Input Flexibility: Users are provided with a dynamic and responsive interface to select and examine compounds of interest. Given the diversity of compounds tested across different PDX models, the selection list adapts accordingly. Only compounds that have been tested on the currently selected PDX model are displayed, streamlining the user experience and preventing data overload for a more efficient and user-friendly interface.

15.4 Common Oncoplot Features

15.4.1 Expression Oncoplots

Expression oncoplots enable a comprehensive exploration of RNA expression alongside mutation and copy number data. Supported by TCGA and CCLE databases, this feature draws from the cbioPortal API, with a z-score normalization applied to diploid samples. Here, a z-score above 0 denotes “high” expression, while a z-score of 0 or below indicates “low” expression for each gene.

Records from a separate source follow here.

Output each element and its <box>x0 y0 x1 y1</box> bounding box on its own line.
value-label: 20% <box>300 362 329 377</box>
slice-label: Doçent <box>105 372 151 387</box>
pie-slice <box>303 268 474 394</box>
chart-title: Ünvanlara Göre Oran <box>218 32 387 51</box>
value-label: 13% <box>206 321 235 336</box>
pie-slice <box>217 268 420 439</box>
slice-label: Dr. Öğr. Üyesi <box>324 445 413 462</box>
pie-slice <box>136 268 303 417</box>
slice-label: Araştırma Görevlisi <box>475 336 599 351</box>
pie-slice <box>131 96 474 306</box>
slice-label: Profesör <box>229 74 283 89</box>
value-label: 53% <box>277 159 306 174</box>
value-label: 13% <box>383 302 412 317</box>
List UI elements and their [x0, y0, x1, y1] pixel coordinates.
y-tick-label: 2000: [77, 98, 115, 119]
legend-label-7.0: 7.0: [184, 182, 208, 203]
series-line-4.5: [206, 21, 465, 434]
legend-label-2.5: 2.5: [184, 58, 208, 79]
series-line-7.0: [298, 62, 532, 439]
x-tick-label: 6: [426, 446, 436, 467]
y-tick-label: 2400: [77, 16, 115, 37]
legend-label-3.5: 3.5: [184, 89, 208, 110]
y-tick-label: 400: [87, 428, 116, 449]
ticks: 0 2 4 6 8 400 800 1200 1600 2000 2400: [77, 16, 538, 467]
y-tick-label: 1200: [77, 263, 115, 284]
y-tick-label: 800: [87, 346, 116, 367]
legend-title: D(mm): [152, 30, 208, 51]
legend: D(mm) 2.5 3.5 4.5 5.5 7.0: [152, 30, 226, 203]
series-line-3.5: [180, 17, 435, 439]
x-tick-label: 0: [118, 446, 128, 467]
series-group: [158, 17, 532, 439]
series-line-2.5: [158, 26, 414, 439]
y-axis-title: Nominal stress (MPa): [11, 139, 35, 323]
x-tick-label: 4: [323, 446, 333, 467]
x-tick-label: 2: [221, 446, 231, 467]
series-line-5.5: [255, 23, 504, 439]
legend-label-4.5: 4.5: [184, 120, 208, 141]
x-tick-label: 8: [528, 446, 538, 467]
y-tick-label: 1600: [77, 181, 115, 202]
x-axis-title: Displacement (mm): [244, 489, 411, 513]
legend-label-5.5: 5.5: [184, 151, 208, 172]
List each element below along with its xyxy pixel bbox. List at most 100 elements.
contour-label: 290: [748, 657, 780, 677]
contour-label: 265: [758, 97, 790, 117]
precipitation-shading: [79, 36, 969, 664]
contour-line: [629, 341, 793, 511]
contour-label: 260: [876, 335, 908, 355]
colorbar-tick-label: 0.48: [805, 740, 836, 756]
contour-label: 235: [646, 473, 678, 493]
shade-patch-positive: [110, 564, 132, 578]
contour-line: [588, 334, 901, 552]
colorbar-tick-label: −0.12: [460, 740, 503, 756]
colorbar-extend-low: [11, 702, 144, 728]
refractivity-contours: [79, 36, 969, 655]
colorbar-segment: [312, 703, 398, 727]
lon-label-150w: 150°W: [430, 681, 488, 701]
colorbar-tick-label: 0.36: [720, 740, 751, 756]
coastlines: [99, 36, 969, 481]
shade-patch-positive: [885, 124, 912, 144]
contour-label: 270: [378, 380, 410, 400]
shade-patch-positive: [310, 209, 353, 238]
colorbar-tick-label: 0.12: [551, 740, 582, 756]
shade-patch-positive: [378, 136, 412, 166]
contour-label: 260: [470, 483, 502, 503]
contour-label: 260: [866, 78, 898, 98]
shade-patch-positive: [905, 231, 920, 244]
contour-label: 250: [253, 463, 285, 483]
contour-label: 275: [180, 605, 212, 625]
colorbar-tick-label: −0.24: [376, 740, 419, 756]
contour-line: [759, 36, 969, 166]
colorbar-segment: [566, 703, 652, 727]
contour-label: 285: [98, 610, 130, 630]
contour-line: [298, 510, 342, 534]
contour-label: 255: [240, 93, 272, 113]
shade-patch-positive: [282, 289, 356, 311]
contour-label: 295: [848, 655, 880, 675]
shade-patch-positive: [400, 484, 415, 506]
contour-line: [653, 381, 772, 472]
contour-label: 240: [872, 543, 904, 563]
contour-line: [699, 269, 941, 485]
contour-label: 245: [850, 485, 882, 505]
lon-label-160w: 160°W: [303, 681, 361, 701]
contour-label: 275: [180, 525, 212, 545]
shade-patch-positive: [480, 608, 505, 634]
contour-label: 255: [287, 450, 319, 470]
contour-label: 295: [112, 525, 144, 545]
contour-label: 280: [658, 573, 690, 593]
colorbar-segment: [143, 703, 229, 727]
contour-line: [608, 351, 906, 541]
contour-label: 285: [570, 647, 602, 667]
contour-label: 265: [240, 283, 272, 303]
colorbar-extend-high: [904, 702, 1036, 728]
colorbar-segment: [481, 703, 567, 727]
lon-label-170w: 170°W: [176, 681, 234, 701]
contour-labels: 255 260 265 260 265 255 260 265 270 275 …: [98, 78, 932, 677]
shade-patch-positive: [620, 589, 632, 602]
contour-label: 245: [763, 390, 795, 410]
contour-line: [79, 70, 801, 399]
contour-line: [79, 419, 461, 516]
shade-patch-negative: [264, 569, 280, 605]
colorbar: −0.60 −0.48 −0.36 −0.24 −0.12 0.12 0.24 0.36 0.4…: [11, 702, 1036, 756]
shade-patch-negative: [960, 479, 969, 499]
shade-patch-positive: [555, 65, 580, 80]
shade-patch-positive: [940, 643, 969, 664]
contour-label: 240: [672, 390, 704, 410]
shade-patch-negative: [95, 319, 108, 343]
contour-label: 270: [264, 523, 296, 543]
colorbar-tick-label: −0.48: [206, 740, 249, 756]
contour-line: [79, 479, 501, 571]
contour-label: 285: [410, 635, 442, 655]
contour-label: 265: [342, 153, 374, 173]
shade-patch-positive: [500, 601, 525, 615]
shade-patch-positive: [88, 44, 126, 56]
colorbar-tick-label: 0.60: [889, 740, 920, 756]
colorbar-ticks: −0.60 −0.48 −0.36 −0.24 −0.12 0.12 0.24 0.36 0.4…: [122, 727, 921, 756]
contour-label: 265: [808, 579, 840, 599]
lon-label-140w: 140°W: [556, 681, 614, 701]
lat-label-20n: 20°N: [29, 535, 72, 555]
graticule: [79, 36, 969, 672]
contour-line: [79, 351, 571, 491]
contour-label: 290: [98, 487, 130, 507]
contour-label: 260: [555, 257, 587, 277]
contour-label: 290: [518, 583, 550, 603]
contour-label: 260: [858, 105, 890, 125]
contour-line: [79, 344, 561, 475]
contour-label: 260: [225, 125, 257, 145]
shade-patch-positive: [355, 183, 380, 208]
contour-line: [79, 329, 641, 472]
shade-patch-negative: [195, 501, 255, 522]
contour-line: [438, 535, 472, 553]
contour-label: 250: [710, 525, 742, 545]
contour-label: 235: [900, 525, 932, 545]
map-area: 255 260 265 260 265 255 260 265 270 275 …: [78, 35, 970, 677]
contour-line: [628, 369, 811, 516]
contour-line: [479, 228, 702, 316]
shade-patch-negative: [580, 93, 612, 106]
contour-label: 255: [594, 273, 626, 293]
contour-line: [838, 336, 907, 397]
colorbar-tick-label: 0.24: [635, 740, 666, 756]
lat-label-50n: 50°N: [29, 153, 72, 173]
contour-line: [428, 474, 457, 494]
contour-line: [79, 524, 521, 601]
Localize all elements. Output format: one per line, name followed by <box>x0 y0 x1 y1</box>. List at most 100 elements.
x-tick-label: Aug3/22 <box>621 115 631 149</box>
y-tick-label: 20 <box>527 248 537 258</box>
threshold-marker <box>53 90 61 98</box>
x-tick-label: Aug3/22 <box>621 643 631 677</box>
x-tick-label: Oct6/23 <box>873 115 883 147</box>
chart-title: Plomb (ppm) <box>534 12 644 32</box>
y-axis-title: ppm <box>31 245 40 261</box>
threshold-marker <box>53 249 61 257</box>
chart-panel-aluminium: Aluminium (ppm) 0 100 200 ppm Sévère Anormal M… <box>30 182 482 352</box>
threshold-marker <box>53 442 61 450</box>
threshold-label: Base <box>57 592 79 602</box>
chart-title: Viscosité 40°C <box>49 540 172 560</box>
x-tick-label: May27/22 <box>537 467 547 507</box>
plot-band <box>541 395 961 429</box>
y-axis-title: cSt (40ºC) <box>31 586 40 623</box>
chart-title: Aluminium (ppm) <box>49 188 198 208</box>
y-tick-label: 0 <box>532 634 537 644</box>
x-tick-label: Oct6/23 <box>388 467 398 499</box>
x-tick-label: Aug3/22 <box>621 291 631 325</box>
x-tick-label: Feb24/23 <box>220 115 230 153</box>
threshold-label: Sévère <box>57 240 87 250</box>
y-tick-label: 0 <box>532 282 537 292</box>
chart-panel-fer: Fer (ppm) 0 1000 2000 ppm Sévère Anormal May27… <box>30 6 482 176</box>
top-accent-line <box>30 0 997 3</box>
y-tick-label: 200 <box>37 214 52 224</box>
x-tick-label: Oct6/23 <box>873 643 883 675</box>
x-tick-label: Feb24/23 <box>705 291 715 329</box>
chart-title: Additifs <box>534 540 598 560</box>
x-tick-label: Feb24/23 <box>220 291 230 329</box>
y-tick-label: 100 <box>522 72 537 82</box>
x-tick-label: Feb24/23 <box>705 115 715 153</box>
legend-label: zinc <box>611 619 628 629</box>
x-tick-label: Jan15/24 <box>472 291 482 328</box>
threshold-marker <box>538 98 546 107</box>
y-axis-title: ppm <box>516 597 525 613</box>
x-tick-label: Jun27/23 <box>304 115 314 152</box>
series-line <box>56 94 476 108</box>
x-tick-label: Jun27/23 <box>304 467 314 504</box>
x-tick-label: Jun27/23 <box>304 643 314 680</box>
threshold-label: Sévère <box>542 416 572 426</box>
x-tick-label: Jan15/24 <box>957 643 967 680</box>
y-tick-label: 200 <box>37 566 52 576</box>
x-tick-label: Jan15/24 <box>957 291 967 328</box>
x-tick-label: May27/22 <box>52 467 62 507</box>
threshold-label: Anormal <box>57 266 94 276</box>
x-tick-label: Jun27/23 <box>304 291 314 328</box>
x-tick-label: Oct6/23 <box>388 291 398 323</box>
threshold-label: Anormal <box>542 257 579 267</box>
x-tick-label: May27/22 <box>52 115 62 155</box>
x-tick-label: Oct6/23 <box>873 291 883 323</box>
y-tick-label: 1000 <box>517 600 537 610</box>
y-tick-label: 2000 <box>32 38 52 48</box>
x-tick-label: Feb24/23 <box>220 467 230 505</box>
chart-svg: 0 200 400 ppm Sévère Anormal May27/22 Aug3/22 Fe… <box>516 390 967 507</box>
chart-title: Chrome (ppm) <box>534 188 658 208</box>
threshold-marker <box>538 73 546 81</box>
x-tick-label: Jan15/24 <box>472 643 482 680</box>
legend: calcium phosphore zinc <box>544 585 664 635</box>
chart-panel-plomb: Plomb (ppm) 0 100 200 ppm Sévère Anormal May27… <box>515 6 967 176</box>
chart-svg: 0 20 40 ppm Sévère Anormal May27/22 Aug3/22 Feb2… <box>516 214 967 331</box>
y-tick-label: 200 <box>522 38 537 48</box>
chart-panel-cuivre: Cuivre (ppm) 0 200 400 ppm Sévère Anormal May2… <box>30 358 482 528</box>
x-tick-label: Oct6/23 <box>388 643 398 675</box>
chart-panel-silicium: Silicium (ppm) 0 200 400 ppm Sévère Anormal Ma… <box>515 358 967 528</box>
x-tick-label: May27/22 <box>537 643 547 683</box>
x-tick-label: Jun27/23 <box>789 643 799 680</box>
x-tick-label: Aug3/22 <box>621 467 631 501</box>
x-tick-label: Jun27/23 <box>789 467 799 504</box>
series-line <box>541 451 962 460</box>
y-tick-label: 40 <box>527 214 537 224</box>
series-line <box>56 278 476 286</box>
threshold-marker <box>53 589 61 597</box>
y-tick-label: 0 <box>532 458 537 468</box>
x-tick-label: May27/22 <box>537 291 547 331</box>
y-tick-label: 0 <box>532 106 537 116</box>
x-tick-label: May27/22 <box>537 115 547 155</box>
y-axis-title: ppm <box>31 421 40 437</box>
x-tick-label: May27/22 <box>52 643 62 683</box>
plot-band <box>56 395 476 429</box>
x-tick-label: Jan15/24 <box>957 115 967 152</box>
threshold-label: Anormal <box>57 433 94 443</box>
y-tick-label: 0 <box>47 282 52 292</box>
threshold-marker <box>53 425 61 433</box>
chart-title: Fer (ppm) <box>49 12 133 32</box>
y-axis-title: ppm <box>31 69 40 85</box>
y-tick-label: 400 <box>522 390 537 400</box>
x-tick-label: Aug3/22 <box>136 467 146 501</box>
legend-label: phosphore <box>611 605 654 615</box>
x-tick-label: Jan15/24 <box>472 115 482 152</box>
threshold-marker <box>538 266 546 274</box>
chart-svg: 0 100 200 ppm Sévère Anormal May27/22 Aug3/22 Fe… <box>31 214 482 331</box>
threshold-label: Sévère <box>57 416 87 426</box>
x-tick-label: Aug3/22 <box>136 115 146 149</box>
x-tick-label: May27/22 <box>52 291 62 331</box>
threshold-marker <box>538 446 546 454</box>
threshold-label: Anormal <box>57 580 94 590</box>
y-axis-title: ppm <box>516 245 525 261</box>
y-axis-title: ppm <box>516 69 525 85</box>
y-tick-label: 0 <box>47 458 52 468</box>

15.4.1.1 Gene Selection and Input.

Users can introduce a gene list from the patient profile or input a custom list. Alternatively, both lists can be merged for an integrated analysis. The visualization can be tailored by selecting specific genes in the ‘Select Genes’ section for display.

15.4.1.2 Expression Analysis.

Column-wise clustering is available to categorize genes with similar expression profiles across the samples or cell lines. Clusters are analyzed to summarize the overall expression pattern, identifying whether a cluster exhibits high expression in any sample.

15.4.2 Survival Oncoplots Integration

This module graphically represents survival status and time, visualizing the data as color-coded heatmaps. Available data spans TCGA, CCLE, MSKCC, and METABRIC databases. The survival duration, denoted in months, is illustrated, with an asterisk (*) marking deceased patients.

15.4.3 Non-B Burden Assessment

The application includes our proprietary non-B related burdens calculation, as defined by Xu and Kowalski (2022):

  • nbTMBp: This metric represents the percentage of non-B related mutations relative to the total Tumor Mutation Burden (TMB) for each sample.

  • mlTNB: Mutation-localized non-B Burden assesses non-B forming sequences situated at mutation sites within tumor samples, quantified by non-B types.

Users can normalize these burden metrics across samples (column-wise) and may incorporate IC50 oncoplot data to investigate the correlation between non-B related burdens and drug sensitivity.